Uriel no respondió hablando, sino chillando.
—¡NO QUIERO!
Y con esas palabras desencadenó su furia contra el cuerpo hecho de huesos. La estatua se deshizo volando en pedazos cuando el fuego la alcanzó; algunos de dichos pedazos ardientes golpearon contra las paredes. Shadwell se protegió la cara cuando la llama de Uriel recorrió de un lado a otro la cámara para erradicar por completo la imagen de la Hechicera. No quedó satisfecho durante un buen rato, y siguió azotando cada rincón del Sepulcro hasta que el último fragmento ofensivo fue atrapado y reducido a cenizas.
Sólo entonces descendió la misma súbita tranquilidad que tanto aborrecía Shadwell. El Ángel sentó el maltrecho cuerpo de Hobart sobre un montón de huesos y con las manos ennegrecidas por el fuego cogió una calavera.

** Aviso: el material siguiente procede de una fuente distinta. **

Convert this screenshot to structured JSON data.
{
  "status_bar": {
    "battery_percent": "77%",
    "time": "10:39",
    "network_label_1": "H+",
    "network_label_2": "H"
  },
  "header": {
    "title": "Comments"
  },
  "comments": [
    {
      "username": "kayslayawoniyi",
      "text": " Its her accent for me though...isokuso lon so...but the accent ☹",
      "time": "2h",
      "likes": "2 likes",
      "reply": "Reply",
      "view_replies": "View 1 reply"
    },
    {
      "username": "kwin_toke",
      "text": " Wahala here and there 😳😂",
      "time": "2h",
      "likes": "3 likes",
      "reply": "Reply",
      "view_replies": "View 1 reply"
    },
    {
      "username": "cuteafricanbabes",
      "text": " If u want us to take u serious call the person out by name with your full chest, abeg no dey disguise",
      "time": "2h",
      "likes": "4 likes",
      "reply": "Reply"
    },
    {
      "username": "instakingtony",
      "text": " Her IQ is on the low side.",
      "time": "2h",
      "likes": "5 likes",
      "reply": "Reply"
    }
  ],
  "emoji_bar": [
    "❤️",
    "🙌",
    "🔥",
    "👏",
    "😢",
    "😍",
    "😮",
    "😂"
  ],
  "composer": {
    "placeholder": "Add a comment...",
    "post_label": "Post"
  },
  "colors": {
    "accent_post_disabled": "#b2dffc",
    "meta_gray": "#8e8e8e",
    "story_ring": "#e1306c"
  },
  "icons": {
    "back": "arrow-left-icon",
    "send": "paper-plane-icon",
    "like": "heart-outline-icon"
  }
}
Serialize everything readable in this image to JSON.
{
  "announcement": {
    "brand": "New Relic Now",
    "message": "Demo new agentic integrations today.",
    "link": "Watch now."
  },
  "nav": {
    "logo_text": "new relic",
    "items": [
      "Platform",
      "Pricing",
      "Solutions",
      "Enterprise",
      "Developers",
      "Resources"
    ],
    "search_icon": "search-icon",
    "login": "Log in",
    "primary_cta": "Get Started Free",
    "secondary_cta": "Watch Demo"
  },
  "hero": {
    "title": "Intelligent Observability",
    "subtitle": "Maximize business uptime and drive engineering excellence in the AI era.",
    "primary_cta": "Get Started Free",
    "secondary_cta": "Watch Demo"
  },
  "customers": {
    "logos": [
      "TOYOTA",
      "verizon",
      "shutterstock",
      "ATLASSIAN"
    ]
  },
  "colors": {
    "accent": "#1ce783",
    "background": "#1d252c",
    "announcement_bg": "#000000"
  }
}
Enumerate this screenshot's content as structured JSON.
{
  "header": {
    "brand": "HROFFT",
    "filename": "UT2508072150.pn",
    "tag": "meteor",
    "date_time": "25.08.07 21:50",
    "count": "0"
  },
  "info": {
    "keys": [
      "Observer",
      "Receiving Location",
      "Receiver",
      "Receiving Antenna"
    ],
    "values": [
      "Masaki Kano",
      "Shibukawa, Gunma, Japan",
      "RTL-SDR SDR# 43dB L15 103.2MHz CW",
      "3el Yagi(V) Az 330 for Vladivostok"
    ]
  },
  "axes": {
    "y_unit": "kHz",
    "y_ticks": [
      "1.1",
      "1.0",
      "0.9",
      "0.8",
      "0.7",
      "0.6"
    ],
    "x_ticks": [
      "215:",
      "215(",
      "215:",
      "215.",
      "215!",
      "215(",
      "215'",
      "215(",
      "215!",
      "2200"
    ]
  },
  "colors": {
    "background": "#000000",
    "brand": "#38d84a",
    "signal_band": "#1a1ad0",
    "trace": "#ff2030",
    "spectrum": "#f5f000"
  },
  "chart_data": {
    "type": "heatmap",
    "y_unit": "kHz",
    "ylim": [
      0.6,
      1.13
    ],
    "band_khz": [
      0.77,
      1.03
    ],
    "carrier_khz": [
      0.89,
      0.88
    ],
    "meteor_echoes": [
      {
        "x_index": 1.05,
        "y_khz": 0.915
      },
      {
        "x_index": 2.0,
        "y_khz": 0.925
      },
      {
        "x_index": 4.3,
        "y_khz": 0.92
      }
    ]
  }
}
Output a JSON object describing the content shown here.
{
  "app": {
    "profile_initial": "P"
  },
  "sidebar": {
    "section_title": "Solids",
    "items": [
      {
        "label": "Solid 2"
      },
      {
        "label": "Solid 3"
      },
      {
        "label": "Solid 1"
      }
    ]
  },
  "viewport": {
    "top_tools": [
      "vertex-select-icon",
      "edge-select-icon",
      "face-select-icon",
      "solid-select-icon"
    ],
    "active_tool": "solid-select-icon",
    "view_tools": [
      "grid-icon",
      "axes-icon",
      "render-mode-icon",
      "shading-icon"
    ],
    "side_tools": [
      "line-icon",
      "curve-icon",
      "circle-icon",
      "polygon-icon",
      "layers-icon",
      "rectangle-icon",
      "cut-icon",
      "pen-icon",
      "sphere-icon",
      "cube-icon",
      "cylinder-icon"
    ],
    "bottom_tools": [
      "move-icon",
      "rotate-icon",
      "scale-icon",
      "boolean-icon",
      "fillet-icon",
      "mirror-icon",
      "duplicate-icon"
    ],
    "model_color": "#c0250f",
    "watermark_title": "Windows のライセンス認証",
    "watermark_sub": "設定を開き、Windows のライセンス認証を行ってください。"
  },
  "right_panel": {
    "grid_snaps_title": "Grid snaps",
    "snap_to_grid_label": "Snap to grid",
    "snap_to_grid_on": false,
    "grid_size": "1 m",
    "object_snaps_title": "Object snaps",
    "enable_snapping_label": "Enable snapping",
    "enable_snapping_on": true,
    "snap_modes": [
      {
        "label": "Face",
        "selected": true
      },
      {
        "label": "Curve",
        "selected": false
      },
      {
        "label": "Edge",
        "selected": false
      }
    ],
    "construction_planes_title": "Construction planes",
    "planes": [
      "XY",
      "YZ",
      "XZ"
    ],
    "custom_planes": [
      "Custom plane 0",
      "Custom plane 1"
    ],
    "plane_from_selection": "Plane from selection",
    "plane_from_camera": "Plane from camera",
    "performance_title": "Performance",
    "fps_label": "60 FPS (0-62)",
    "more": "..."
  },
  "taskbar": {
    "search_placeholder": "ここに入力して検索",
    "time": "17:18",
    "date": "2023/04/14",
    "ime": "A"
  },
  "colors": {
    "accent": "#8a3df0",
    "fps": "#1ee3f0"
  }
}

—¿Acaso no quedaría más limpio?… —quiso saber el Ángel, con palabras bien mesuradas—. ¿Si vaciásemos todo el mundo de cosas vivas? —Dejó caer aquella sugerencia con gran delicadeza y en un tono que era una copia tan perfecta del Hombre Razonable de Shadwell, que a éste le costó un buen rato comprender el alcance de lo que tal sugerencia suponía—. ¿Qué te parece? —insistió Uriel—. ¿Acaso no sería así? —Miró a Shadwell. Aunque sus facciones seguían siendo en esencia las de Hobart, todo el rostro de éste había sido desterrado de ellas. Uriel brillaba por todos los poros—. Te he hecho una pregunta —dijo—. ¿No sería eso estupendo?
Shadwell murmuró que sí.
—Entonces deberíamos ver ese fuego, ¿no crees? —le indicó Uriel al tiempo que se levantaba del asiento de huesos. Se dirigió hacia la puerta y se quedó mirando pasillo abajo, donde todavía ardían los ataúdes—. Oh… —dijo en tono amoroso—, qué fuego.
Luego, ansioso por no posponer durante más tiempo la consumación de aquella meta que se había propuesto, emprendió el camino de regreso hacia las escaleras y hacia el Reino dormido que se extendía más allá.